The only remaining issue is how to deal with parents who are right now concerned with adverse vaccine reactions, which can include autism and other neurological disorders. Amanda Moss, spokeswoman for a national vaccine marketing program, describes the current approach to dealing with these parents. "What we are working on right now is a concentrated effort with the media to discredit these parents. We believe that if we portray these parents as uneducated religious nuts or as wacky conspiracy theorists, we will somehow invalidate their concerns. But we do realize this approach won't work forever. We're already a little nervous about a recent poll demonstrating that only 52% of Americans are on our side." Moss is hopeful that NoThinx will successfully put an end to any and all parental concerns.
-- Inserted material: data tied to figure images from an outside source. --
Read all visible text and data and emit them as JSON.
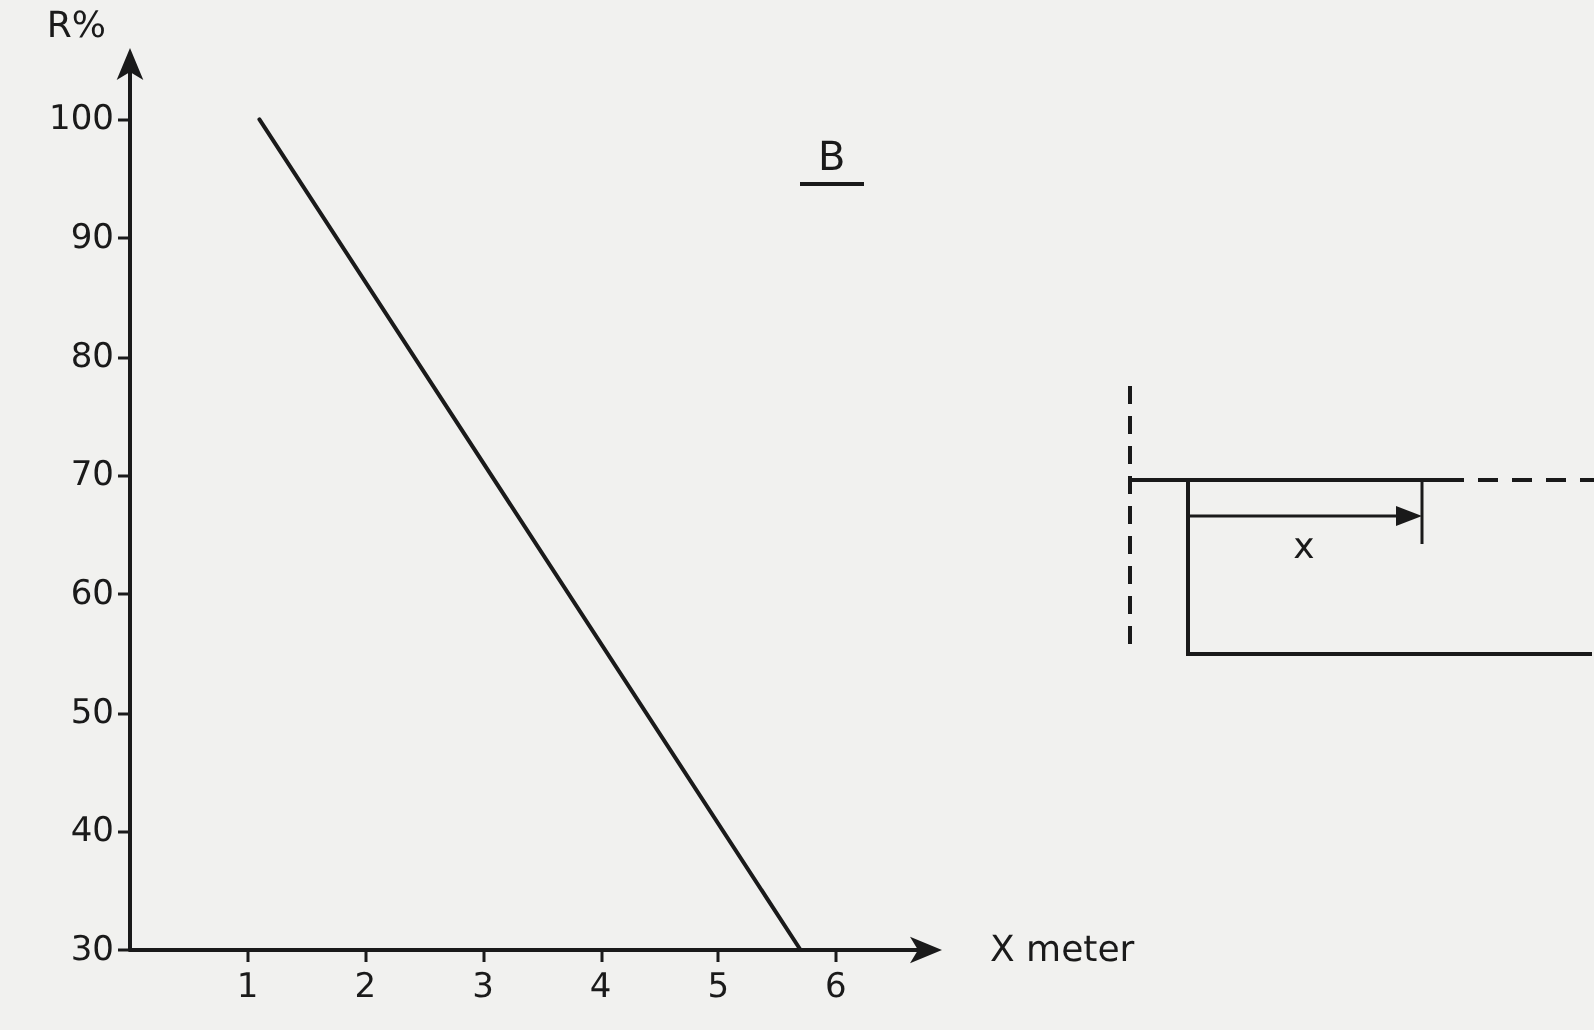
{
  "chart_data": {
    "type": "line",
    "title": "B",
    "xlabel": "X meter",
    "ylabel": "R%",
    "x": [
      1.1,
      5.7
    ],
    "series": [
      {
        "color": "#1a1a1a",
        "values": [
          100,
          30
        ]
      }
    ],
    "xlim": [
      0,
      6.8
    ],
    "xticks": [
      1,
      2,
      3,
      4,
      5,
      6
    ],
    "ylim": [
      30,
      105
    ],
    "yticks": [
      30,
      40,
      50,
      60,
      70,
      80,
      90,
      100
    ],
    "marker": "none",
    "line_style": "solid",
    "annotations": [
      "x"
    ]
  }
}
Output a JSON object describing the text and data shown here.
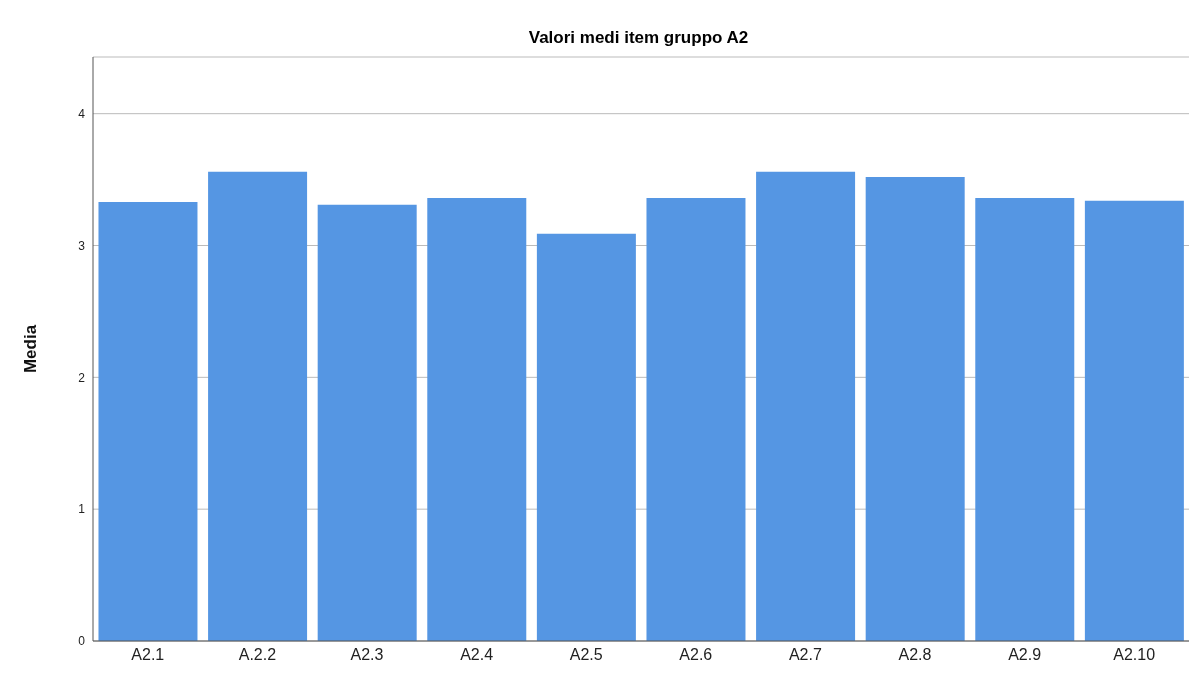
{
  "chart_data": {
    "type": "bar",
    "title": "Valori medi item gruppo A2",
    "ylabel": "Media",
    "categories": [
      "A2.1",
      "A.2.2",
      "A2.3",
      "A2.4",
      "A2.5",
      "A2.6",
      "A2.7",
      "A2.8",
      "A2.9",
      "A2.10"
    ],
    "values": [
      3.33,
      3.56,
      3.31,
      3.36,
      3.09,
      3.36,
      3.56,
      3.52,
      3.36,
      3.34
    ],
    "color": "#5596e3",
    "ylim": [
      0,
      4.43
    ],
    "yticks": [
      0,
      1,
      2,
      3,
      4
    ],
    "grid": "y"
  }
}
Scientists are also hoping that NoThinx will lead to an increase in revenue for the somewhat hobbled vaccine industry, which has taken a hit recently due to declining vaccine uptake. William Gaitz, CMO of Mucck Pharmaceuticals, expresses his concern over declining vaccine sales. "We're talking about a $24 billion dollar industry here. We have high-paying jobs at stake here, we have shareholders to answer to, and if our products are viewed as dangerous, our bottom line is jeopardized." NoThinx may be just the product to boost future vaccine sales, both in the U.S. and worldwide. "It's about time", says Midwest physician Matthew Potts. "I'm sick and tired of dealing with these parents' pesky questions." For Potts and others like him, the wait won't be long. After NoThinx undergoes one clinical trial on humans, it will be ready to be delivered to doctors offices and clinics nationwide. According to current industry standards, any new vaccine must be tested on 250 human subjects, who are then followed up for 7 days, and then it heads straight to market. For Potts and others like him, that can't happen soon enough.
Donna Laken is just another overeducated parent of a child with vaccine-induced autism.